Außerdem gilt auch zu Hause: Die tägliche Höchstarbeitszeit liegt bei acht Stunden. Auch an Sonntagen darf nicht gearbeitet werden, denn dafür braucht es eine Zustimmung der Aufsichtsbehörde. Pausen- und Ruhezeiten müssen ebenfalls eingehalten werden. Das heißt, dass zwischen den Arbeitszeiten jeweils elf Stunden liegen müssen und nach spätestens sechs Stunden eine 30 minütige Pause eingelegt wird.

Feierabend im Home-Office - doch dann kommt nach 22 Uhr noch ein Anruf oder eine Mail. Was passiert jetzt?

Feierabend ist Feierabend, auch im Home-Office. Wird das Telefon abgehoben oder die E-Mail beantwortet handelt es sich um Arbeitszeit, auch wenn der Anruf eigentlich in der Freizeit liegt. Diese Zeit muss auf jeden Fall auch erfasst werden. Auch die gesetzlichen Ruhezeiten müssen eingehalten werden. Wer zum Beispiel bis 22.30 Uhr noch dienstlich telefoniert, darf frühsten um 9.30 Uhr am nächsten Tag anfangen zu arbeiten.

IG BCE

Grafik: Jeder vierte ständig erreichbar
 Arbeitsschutz – spielt der zu Hause auch eine Rolle?
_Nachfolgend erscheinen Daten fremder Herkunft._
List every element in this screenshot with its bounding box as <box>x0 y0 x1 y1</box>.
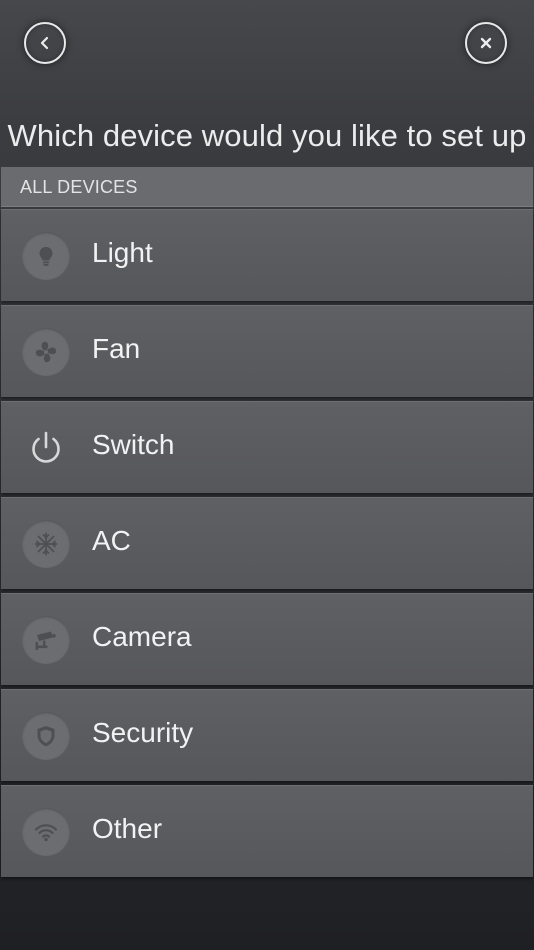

Arbeitsschutz ist wichtig und wird in vielen Betrieben groß geschrieben. Das sollte im Home-Office auch so sein. Die Überprüfung ist zwar rechtlich etwas schwierig, aber der Arbeitgeber muss dafür sorgen, dass die Bestimmungen aus dem Arbeitsschutzgesetz und der Arbeitsstättenverordnung eingehalten werden. So muss zum Beispiel auch zu Hause immer genug Beleuchtung vorhanden sein.  Auch ergonomische Standards müssen eingehalten werden. Ein Schreibtisch und ein passender Stuhl sollten vorhanden sein. Einfach mit dem Laptop auf dem Sofa sitzen – so sollte der Heimarbeitsplatz nicht aussehen.

Was sagt die IG BCE?

Die IG BCE unterstützt Home-Office-Regelungen. Allerdings muss dafür gesorgt werden, dass die Arbeitszeit erfasst und das Arbeitsschutzgesetz auch eingehalten wird.